A good night's sleep may be the key to preventing brain diseases such as Alzheimer's, a study has found.
The research, published in the journal Science, found the brain's cleaning activities increased 10-fold during sleep, helping to remove the day's toxic clutter.
Scientists had long speculated that one of the functions of sleep was to restore and repair the brain, but whether that was the core purpose of sleep remained controversial.
The researchers, led by Maiken Nedergaard of the University of Rochester Medical Centre in New York, found direct experimental evidence that brains cleaned themselves during sleep by expanding channels between neurons that allow an influx of cerebrospinal fluid.
The fluid flushed out detritus twice as fast when we are sleeping as when awake, the researchers discovered.
They found the clean-up process was so energy-intensive it would hinder our thinking if done when we were awake, the Daily Mail reported.
They concluded that unlike the rest of the body - which depended on the lymphatic system to drain toxins - the brain had its separate method of rubbish removal.
"The brain only has limited energy at its disposal and it appears that it must choose between two different functional states - awake and aware or asleep and cleaning up," Dr Nedergaard said.
"You can think of it like having a house party. You can either entertain the guests or clean up the house, but you can't really do both at the same time."

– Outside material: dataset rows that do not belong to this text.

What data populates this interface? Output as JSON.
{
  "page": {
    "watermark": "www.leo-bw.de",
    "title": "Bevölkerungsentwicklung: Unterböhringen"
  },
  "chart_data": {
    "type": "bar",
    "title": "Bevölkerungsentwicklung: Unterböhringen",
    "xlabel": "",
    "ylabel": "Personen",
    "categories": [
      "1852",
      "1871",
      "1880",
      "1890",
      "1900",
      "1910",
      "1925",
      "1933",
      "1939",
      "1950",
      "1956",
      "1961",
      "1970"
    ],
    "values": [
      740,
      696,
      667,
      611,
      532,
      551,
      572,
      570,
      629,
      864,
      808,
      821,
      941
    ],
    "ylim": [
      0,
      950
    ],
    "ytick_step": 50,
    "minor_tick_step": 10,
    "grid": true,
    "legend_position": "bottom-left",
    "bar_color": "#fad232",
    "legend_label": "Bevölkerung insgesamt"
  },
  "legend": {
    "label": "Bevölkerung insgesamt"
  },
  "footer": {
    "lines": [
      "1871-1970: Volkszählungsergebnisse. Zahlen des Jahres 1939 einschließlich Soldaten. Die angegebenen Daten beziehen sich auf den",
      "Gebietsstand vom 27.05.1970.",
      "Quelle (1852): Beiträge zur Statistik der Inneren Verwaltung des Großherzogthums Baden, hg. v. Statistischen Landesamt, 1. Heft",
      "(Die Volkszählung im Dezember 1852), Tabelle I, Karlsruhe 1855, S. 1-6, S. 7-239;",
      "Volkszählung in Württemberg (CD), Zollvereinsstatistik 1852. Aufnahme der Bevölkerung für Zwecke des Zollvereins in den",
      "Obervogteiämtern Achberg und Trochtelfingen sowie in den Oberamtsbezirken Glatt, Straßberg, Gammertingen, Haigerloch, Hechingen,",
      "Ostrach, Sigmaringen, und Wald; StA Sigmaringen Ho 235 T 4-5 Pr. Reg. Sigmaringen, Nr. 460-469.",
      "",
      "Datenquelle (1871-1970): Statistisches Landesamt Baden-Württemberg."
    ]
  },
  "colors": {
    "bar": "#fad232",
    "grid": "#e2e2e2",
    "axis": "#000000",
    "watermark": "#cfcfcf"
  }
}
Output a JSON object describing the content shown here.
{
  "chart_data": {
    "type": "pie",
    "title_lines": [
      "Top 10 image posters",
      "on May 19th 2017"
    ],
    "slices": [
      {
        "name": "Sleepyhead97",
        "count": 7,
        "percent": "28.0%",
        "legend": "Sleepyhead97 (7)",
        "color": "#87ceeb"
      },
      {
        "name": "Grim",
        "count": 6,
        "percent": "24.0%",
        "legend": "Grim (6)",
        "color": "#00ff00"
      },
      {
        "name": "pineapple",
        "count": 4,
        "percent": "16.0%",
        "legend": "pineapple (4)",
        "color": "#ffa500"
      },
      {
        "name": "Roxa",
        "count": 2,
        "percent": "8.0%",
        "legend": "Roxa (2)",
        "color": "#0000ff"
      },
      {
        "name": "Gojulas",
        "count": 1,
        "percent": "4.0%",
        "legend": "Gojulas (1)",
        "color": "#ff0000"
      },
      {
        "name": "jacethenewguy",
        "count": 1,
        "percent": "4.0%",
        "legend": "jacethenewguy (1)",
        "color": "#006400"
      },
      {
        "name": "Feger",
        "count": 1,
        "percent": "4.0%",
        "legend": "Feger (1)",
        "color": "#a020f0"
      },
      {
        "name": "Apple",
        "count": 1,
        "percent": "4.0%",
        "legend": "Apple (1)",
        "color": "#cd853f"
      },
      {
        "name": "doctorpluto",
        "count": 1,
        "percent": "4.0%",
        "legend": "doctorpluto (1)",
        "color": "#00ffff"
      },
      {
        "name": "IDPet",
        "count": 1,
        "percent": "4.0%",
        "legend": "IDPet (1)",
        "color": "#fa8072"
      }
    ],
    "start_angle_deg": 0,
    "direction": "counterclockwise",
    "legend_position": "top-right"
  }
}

Dr Karyn O'Keeffe, research fellow at the Massey University sleep/wake research centre in Wellington, said the research was one more piece in the puzzle to understand what the function of sleep was.
"There's lots of functions that go on in a brain during sleep that can't happen [when] awake and sleep is an opportunity for them to do that," she said.
"There are certain times during sleep, certain stages of sleep, where our brain is almost as, or more, active than it is when we're awake."
University of Auckland senior anesthesiology lecturer Dr Guy Warman said the research was very exciting as there had been theories about why we sleep for a long time.
It was unlikely the process would affect dreams, which had more to do with sleep patterns, Dr Warman said.
"There's REM sleep and slow-wave sleep, so there's dreaming sleep and non-dreaming sleep."
An important implication of the cleaning process was if someone did not get enough sleep, the toxic build-up could mount and have health consequences, he said.
The number of hours a person needed to sleep to avoid a chemical build-up depended on the individual, However, as a general rule, eight hours of sleep each night was needed for a good, restorative sleep, Dr Warman said.
"Something so basic is really quite elegant."